European gas markets also reacted to the latest developments. Dutch and British gas contracts rose after the peace effort setback. The Dutch front-month gas contract rose to 44.83 euros per megawatt hour. The British June contract increased to 109.73 pence per therm. Analysts described the rise as modest but said upside risks remain. The lack of progress in peace talks keeps supply risks in focus. Optimism for a quick agreement is fading. However, markets still see hope in upcoming diplomatic talks between the United States and China.

The first Qatari LNG tanker since the conflict began sailed through the Strait of Hormuz to Pakistan. Pakistan is acting as a mediator and may receive more deliveries. This could help ease gas shortages in the region. Another LNG tanker also signaled Pakistan as its destination. Analysts said this development could be positive for supply and may limit further price increases. European carbon prices moved lower at the same time. This indicates mixed signals across energy markets.

Analysts insights and market outlook

Analysts say energy markets remain sensitive to geopolitics. The Strait of Hormuz is central to global oil and gas supply. Any disruption affects prices worldwide. Supply losses of one billion barrels have already impacted the market. Even if shipping resumes fully, rebuilding supply chains will take time.

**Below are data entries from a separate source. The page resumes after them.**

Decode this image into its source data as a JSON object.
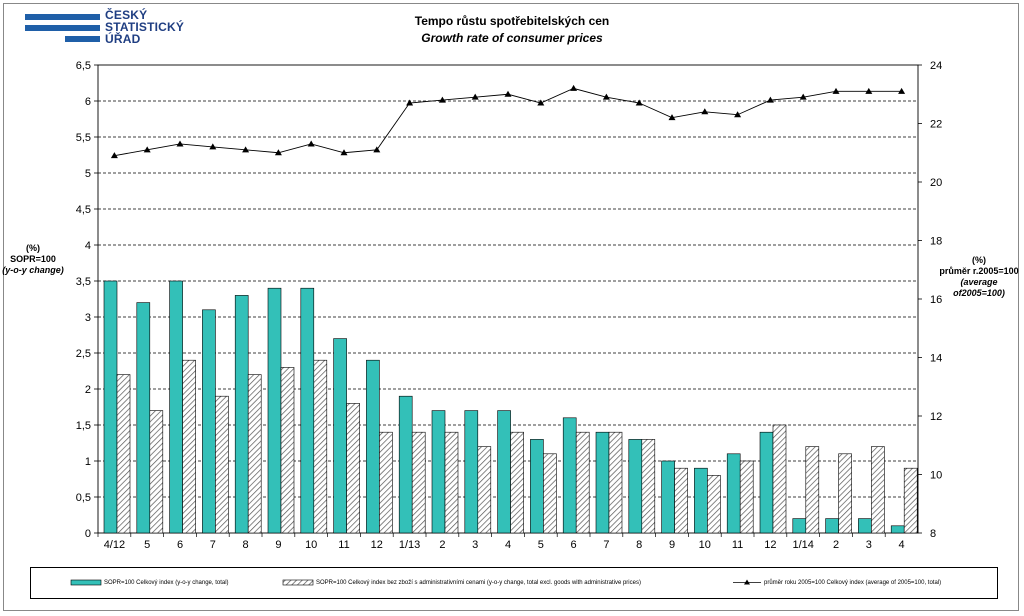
{
  "logo": {
    "lines": [
      "ČESKÝ",
      "STATISTICKÝ",
      "ÚŘAD"
    ],
    "color": "#1f5fa8"
  },
  "title_cz": "Tempo růstu spotřebitelských cen",
  "title_en": "Growth rate of consumer prices",
  "left_axis_label": [
    "(%)",
    "SOPR=100",
    "(y-o-y change)"
  ],
  "right_axis_label": [
    "(%)",
    "průměr r.2005=100",
    "(average of2005=100)"
  ],
  "legend": [
    "SOPR=100 Celkový index (y-o-y change, total)",
    "SOPR=100 Celkový index bez zboží s administrativními cenami (y-o-y change, total excl. goods with administrative prices)",
    "průměr roku 2005=100 Celkový index (average of 2005=100, total)"
  ],
  "chart_data": {
    "type": "bar",
    "categories": [
      "4/12",
      "5",
      "6",
      "7",
      "8",
      "9",
      "10",
      "11",
      "12",
      "1/13",
      "2",
      "3",
      "4",
      "5",
      "6",
      "7",
      "8",
      "9",
      "10",
      "11",
      "12",
      "1/14",
      "2",
      "3",
      "4"
    ],
    "ylim_left": [
      0,
      6.5
    ],
    "yticks_left": [
      "0",
      "0,5",
      "1",
      "1,5",
      "2",
      "2,5",
      "3",
      "3,5",
      "4",
      "4,5",
      "5",
      "5,5",
      "6",
      "6,5"
    ],
    "ylim_right": [
      8,
      24
    ],
    "yticks_right": [
      "8",
      "10",
      "12",
      "14",
      "16",
      "18",
      "20",
      "22",
      "24"
    ],
    "grid": true,
    "legend_position": "bottom",
    "colors": {
      "series1": "#33c0b8",
      "series2_hatch": "#555555",
      "line": "#000000"
    },
    "series": [
      {
        "name": "SOPR=100 Celkový index (y-o-y change, total)",
        "axis": "left",
        "style": "bar",
        "values": [
          3.5,
          3.2,
          3.5,
          3.1,
          3.3,
          3.4,
          3.4,
          2.7,
          2.4,
          1.9,
          1.7,
          1.7,
          1.7,
          1.3,
          1.6,
          1.4,
          1.3,
          1.0,
          0.9,
          1.1,
          1.4,
          0.2,
          0.2,
          0.2,
          0.1
        ]
      },
      {
        "name": "SOPR=100 Celkový index bez zboží s administrativními cenami (y-o-y change, total excl. goods with administrative prices)",
        "axis": "left",
        "style": "hatched-bar",
        "values": [
          2.2,
          1.7,
          2.4,
          1.9,
          2.2,
          2.3,
          2.4,
          1.8,
          1.4,
          1.4,
          1.4,
          1.2,
          1.4,
          1.1,
          1.4,
          1.4,
          1.3,
          0.9,
          0.8,
          1.0,
          1.5,
          1.2,
          1.1,
          1.2,
          0.9
        ]
      },
      {
        "name": "průměr roku 2005=100 Celkový index (average of 2005=100, total)",
        "axis": "right",
        "style": "line-triangle",
        "values": [
          20.9,
          21.1,
          21.3,
          21.2,
          21.1,
          21.0,
          21.3,
          21.0,
          21.1,
          22.7,
          22.8,
          22.9,
          23.0,
          22.7,
          23.2,
          22.9,
          22.7,
          22.2,
          22.4,
          22.3,
          22.8,
          22.9,
          23.1,
          23.1,
          23.1
        ]
      }
    ]
  }
}
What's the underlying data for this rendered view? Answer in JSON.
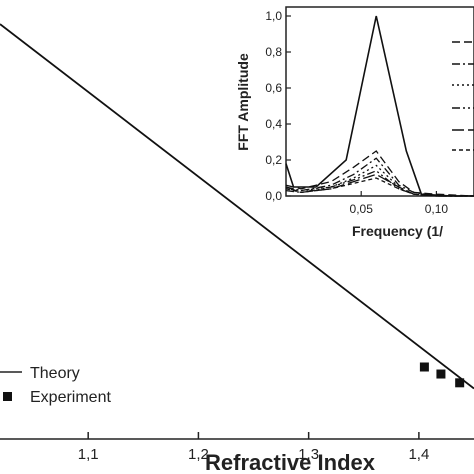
{
  "chart_data": [
    {
      "type": "line",
      "xlabel": "Refractive Index",
      "x_ticks": [
        "1,1",
        "1,2",
        "1,3",
        "1,4"
      ],
      "xlim": [
        1.02,
        1.45
      ],
      "ylim": [
        0,
        1
      ],
      "series": [
        {
          "name": "Theory",
          "kind": "line",
          "x": [
            1.02,
            1.45
          ],
          "y": [
            0.945,
            0.115
          ]
        },
        {
          "name": "Experiment",
          "kind": "scatter",
          "x": [
            1.405,
            1.42,
            1.437
          ],
          "y": [
            0.164,
            0.148,
            0.128
          ]
        }
      ],
      "legend": {
        "position": "bottom-left"
      }
    },
    {
      "type": "line",
      "xlabel": "Frequency (1/",
      "ylabel": "FFT Amplitude",
      "x_ticks": [
        "0,05",
        "0,10"
      ],
      "y_ticks": [
        "0,0",
        "0,2",
        "0,4",
        "0,6",
        "0,8",
        "1,0"
      ],
      "xlim": [
        0.0,
        0.125
      ],
      "ylim": [
        0,
        1.05
      ],
      "series": [
        {
          "style": "solid",
          "x": [
            0.0,
            0.005,
            0.02,
            0.04,
            0.06,
            0.08,
            0.09,
            0.11,
            0.125
          ],
          "y": [
            0.18,
            0.05,
            0.05,
            0.2,
            1.0,
            0.25,
            0.01,
            0.0,
            0.0
          ]
        },
        {
          "style": "dash",
          "x": [
            0.0,
            0.01,
            0.03,
            0.045,
            0.06,
            0.075,
            0.085,
            0.1,
            0.125
          ],
          "y": [
            0.06,
            0.04,
            0.08,
            0.16,
            0.25,
            0.08,
            0.02,
            0.01,
            0.0
          ]
        },
        {
          "style": "dashdot",
          "x": [
            0.0,
            0.01,
            0.03,
            0.045,
            0.06,
            0.075,
            0.085,
            0.1,
            0.125
          ],
          "y": [
            0.05,
            0.03,
            0.06,
            0.12,
            0.21,
            0.06,
            0.02,
            0.0,
            0.0
          ]
        },
        {
          "style": "dot",
          "x": [
            0.0,
            0.01,
            0.03,
            0.045,
            0.06,
            0.075,
            0.085,
            0.1,
            0.125
          ],
          "y": [
            0.04,
            0.03,
            0.05,
            0.1,
            0.17,
            0.05,
            0.01,
            0.0,
            0.0
          ]
        },
        {
          "style": "dashdotdot",
          "x": [
            0.0,
            0.01,
            0.03,
            0.045,
            0.06,
            0.075,
            0.085,
            0.1,
            0.125
          ],
          "y": [
            0.03,
            0.02,
            0.05,
            0.09,
            0.14,
            0.04,
            0.01,
            0.0,
            0.0
          ]
        },
        {
          "style": "longdash",
          "x": [
            0.0,
            0.01,
            0.03,
            0.045,
            0.06,
            0.075,
            0.085,
            0.1,
            0.125
          ],
          "y": [
            0.05,
            0.02,
            0.04,
            0.08,
            0.12,
            0.05,
            0.01,
            0.0,
            0.0
          ]
        },
        {
          "style": "shortdash",
          "x": [
            0.0,
            0.01,
            0.03,
            0.045,
            0.06,
            0.075,
            0.085,
            0.1,
            0.125
          ],
          "y": [
            0.04,
            0.02,
            0.04,
            0.07,
            0.1,
            0.04,
            0.01,
            0.0,
            0.0
          ]
        }
      ]
    }
  ]
}
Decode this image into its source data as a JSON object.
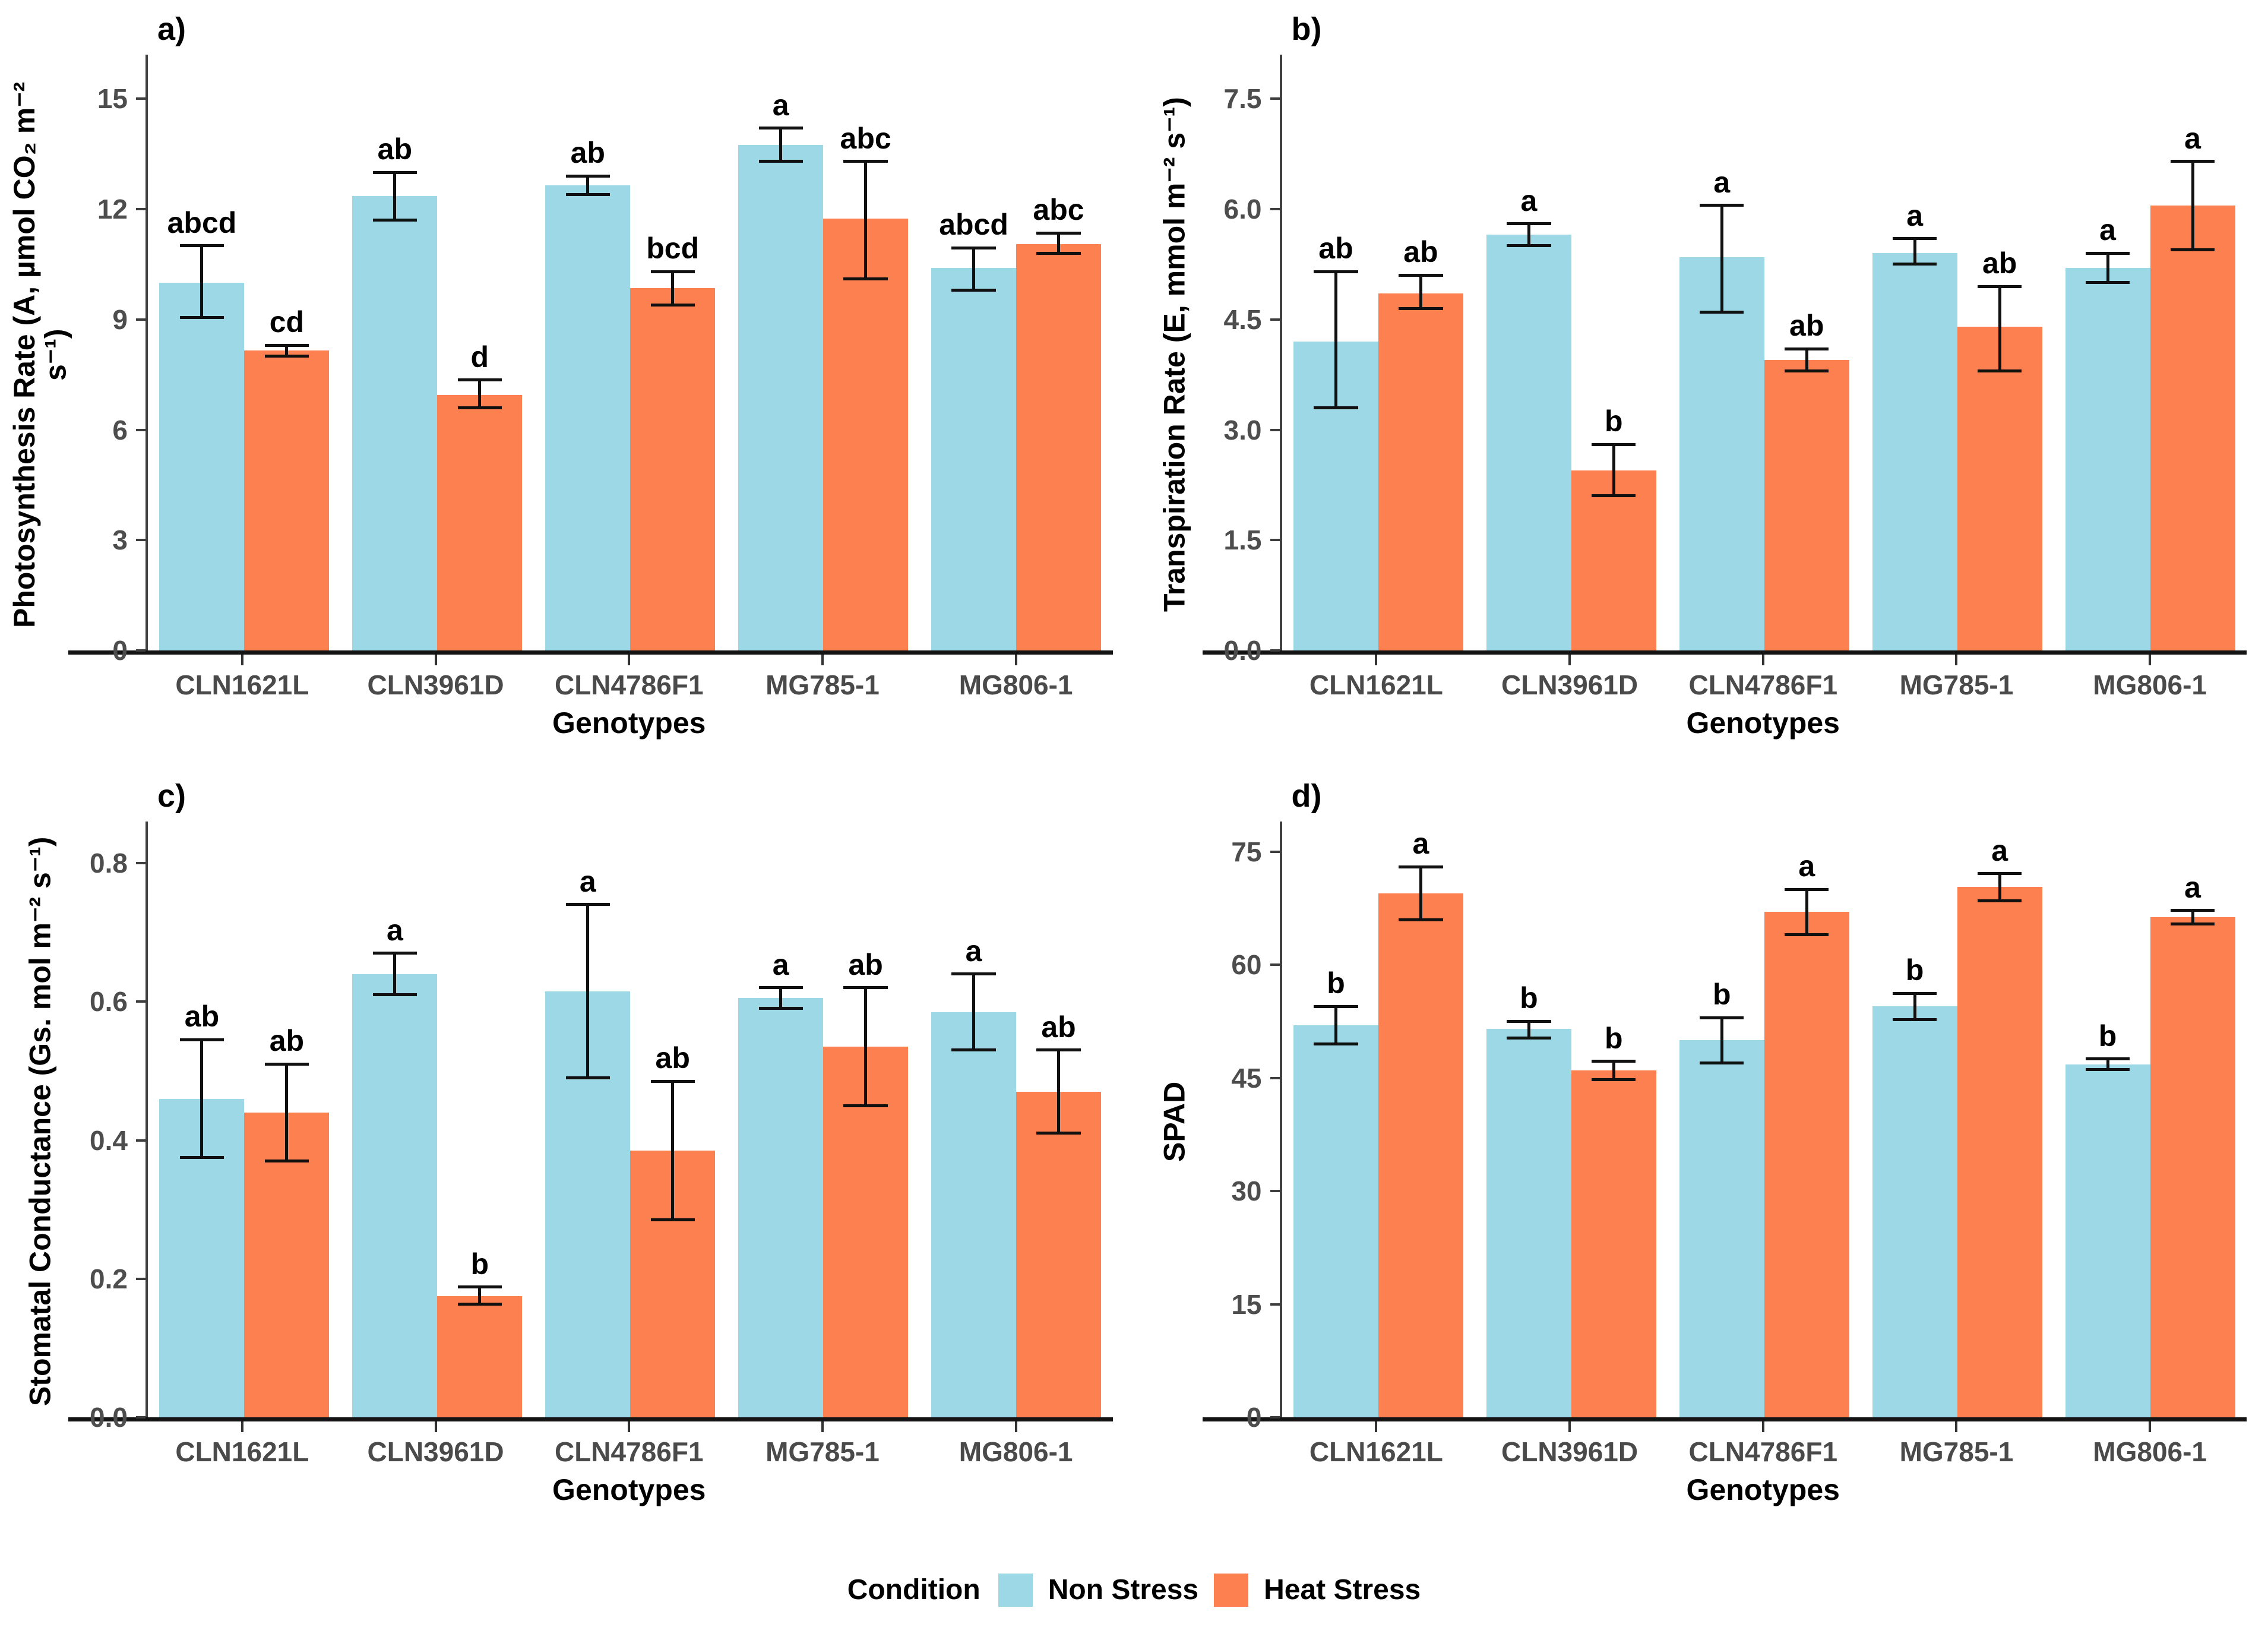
{
  "legend": {
    "title": "Condition",
    "items": [
      {
        "label": "Non Stress",
        "color": "#9CD8E6"
      },
      {
        "label": "Heat Stress",
        "color": "#FC8050"
      }
    ]
  },
  "chart_data": [
    {
      "id": "a",
      "tag": "a)",
      "type": "bar",
      "ylabel": "Photosynthesis Rate (A, µmol CO₂ m⁻² s⁻¹)",
      "xlabel": "Genotypes",
      "categories": [
        "CLN1621L",
        "CLN3961D",
        "CLN4786F1",
        "MG785-1",
        "MG806-1"
      ],
      "yticks": [
        0,
        3,
        6,
        9,
        12,
        15
      ],
      "ytick_labels": [
        "0",
        "3",
        "6",
        "9",
        "12",
        "15"
      ],
      "ylim": [
        0,
        16.2
      ],
      "ymax": 16.2,
      "legend_position": "bottom-shared",
      "grid": false,
      "series": [
        {
          "name": "Non Stress",
          "values": [
            10.0,
            12.35,
            12.65,
            13.75,
            10.4
          ],
          "err_low": [
            9.05,
            11.7,
            12.4,
            13.3,
            9.8
          ],
          "err_high": [
            11.0,
            13.0,
            12.9,
            14.2,
            10.95
          ],
          "letters": [
            "abcd",
            "ab",
            "ab",
            "a",
            "abcd"
          ]
        },
        {
          "name": "Heat Stress",
          "values": [
            8.15,
            6.95,
            9.85,
            11.75,
            11.05
          ],
          "err_low": [
            8.0,
            6.6,
            9.4,
            10.1,
            10.8
          ],
          "err_high": [
            8.3,
            7.35,
            10.3,
            13.3,
            11.35
          ],
          "letters": [
            "cd",
            "d",
            "bcd",
            "abc",
            "abc"
          ]
        }
      ]
    },
    {
      "id": "b",
      "tag": "b)",
      "type": "bar",
      "ylabel": "Transpiration Rate (E, mmol m⁻² s⁻¹)",
      "xlabel": "Genotypes",
      "categories": [
        "CLN1621L",
        "CLN3961D",
        "CLN4786F1",
        "MG785-1",
        "MG806-1"
      ],
      "yticks": [
        0,
        1.5,
        3,
        4.5,
        6,
        7.5
      ],
      "ytick_labels": [
        "0.0",
        "1.5",
        "3.0",
        "4.5",
        "6.0",
        "7.5"
      ],
      "ylim": [
        0,
        8.1
      ],
      "ymax": 8.1,
      "legend_position": "bottom-shared",
      "grid": false,
      "series": [
        {
          "name": "Non Stress",
          "values": [
            4.2,
            5.65,
            5.35,
            5.4,
            5.2
          ],
          "err_low": [
            3.3,
            5.5,
            4.6,
            5.25,
            5.0
          ],
          "err_high": [
            5.15,
            5.8,
            6.05,
            5.6,
            5.4
          ],
          "letters": [
            "ab",
            "a",
            "a",
            "a",
            "a"
          ]
        },
        {
          "name": "Heat Stress",
          "values": [
            4.85,
            2.45,
            3.95,
            4.4,
            6.05
          ],
          "err_low": [
            4.65,
            2.1,
            3.8,
            3.8,
            5.45
          ],
          "err_high": [
            5.1,
            2.8,
            4.1,
            4.95,
            6.65
          ],
          "letters": [
            "ab",
            "b",
            "ab",
            "ab",
            "a"
          ]
        }
      ]
    },
    {
      "id": "c",
      "tag": "c)",
      "type": "bar",
      "ylabel": "Stomatal Conductance (Gs. mol m⁻² s⁻¹)",
      "xlabel": "Genotypes",
      "categories": [
        "CLN1621L",
        "CLN3961D",
        "CLN4786F1",
        "MG785-1",
        "MG806-1"
      ],
      "yticks": [
        0,
        0.2,
        0.4,
        0.6,
        0.8
      ],
      "ytick_labels": [
        "0.0",
        "0.2",
        "0.4",
        "0.6",
        "0.8"
      ],
      "ylim": [
        0,
        0.86
      ],
      "ymax": 0.86,
      "legend_position": "bottom-shared",
      "grid": false,
      "series": [
        {
          "name": "Non Stress",
          "values": [
            0.46,
            0.64,
            0.615,
            0.605,
            0.585
          ],
          "err_low": [
            0.375,
            0.61,
            0.49,
            0.59,
            0.53
          ],
          "err_high": [
            0.545,
            0.67,
            0.74,
            0.62,
            0.64
          ],
          "letters": [
            "ab",
            "a",
            "a",
            "a",
            "a"
          ]
        },
        {
          "name": "Heat Stress",
          "values": [
            0.44,
            0.175,
            0.385,
            0.535,
            0.47
          ],
          "err_low": [
            0.37,
            0.163,
            0.285,
            0.45,
            0.41
          ],
          "err_high": [
            0.51,
            0.188,
            0.485,
            0.62,
            0.53
          ],
          "letters": [
            "ab",
            "b",
            "ab",
            "ab",
            "ab"
          ]
        }
      ]
    },
    {
      "id": "d",
      "tag": "d)",
      "type": "bar",
      "ylabel": "SPAD",
      "xlabel": "Genotypes",
      "categories": [
        "CLN1621L",
        "CLN3961D",
        "CLN4786F1",
        "MG785-1",
        "MG806-1"
      ],
      "yticks": [
        0,
        15,
        30,
        45,
        60,
        75
      ],
      "ytick_labels": [
        "0",
        "15",
        "30",
        "45",
        "60",
        "75"
      ],
      "ylim": [
        0,
        79
      ],
      "ymax": 79,
      "legend_position": "bottom-shared",
      "grid": false,
      "series": [
        {
          "name": "Non Stress",
          "values": [
            52,
            51.5,
            50,
            54.5,
            46.8
          ],
          "err_low": [
            49.5,
            50.3,
            47,
            52.7,
            46.1
          ],
          "err_high": [
            54.5,
            52.5,
            53,
            56.2,
            47.5
          ],
          "letters": [
            "b",
            "b",
            "b",
            "b",
            "b"
          ]
        },
        {
          "name": "Heat Stress",
          "values": [
            69.5,
            46,
            67,
            70.3,
            66.3
          ],
          "err_low": [
            66,
            44.8,
            64,
            68.5,
            65.4
          ],
          "err_high": [
            73,
            47.2,
            70,
            72.1,
            67.2
          ],
          "letters": [
            "a",
            "b",
            "a",
            "a",
            "a"
          ]
        }
      ]
    }
  ]
}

Banks expect oil to stay elevated but not surge dramatically. Prices near $100 per barrel may continue for months. Gas markets may remain volatile depending on LNG shipping and storage levels. Diplomatic talks between global leaders could shape the next phase of the market. Any sign of progress could push prices lower. Continued conflict could push prices higher.

What should investors do now?

Investors are watching geopolitical news closely. Oil and gas prices are moving based on supply risks and diplomatic signals. Hedging strategies are becoming more common. Companies are protecting against price swings using options and futures contracts. Analysts advise monitoring shipping data, diplomatic meetings, and inventory trends. These factors will likely drive short-term price movements. Volatility may remain high until the Strait of Hormuz fully reopens and supply stabilizes.

FAQs


Q1. Why are oil and gas prices rising now?
Oil and gas prices are rising due to supply fears linked to the Strait of Hormuz disruption, rejected peace talks, tanker risks, and continued uncertainty about when global energy shipping will normalize.

Q2. Could oil and gas prices fall again soon?
Prices could fall if diplomatic talks progress, shipping resumes safely, and supply returns. However, analysts say volatility may continue because global energy markets still face supply risks and uncertainty.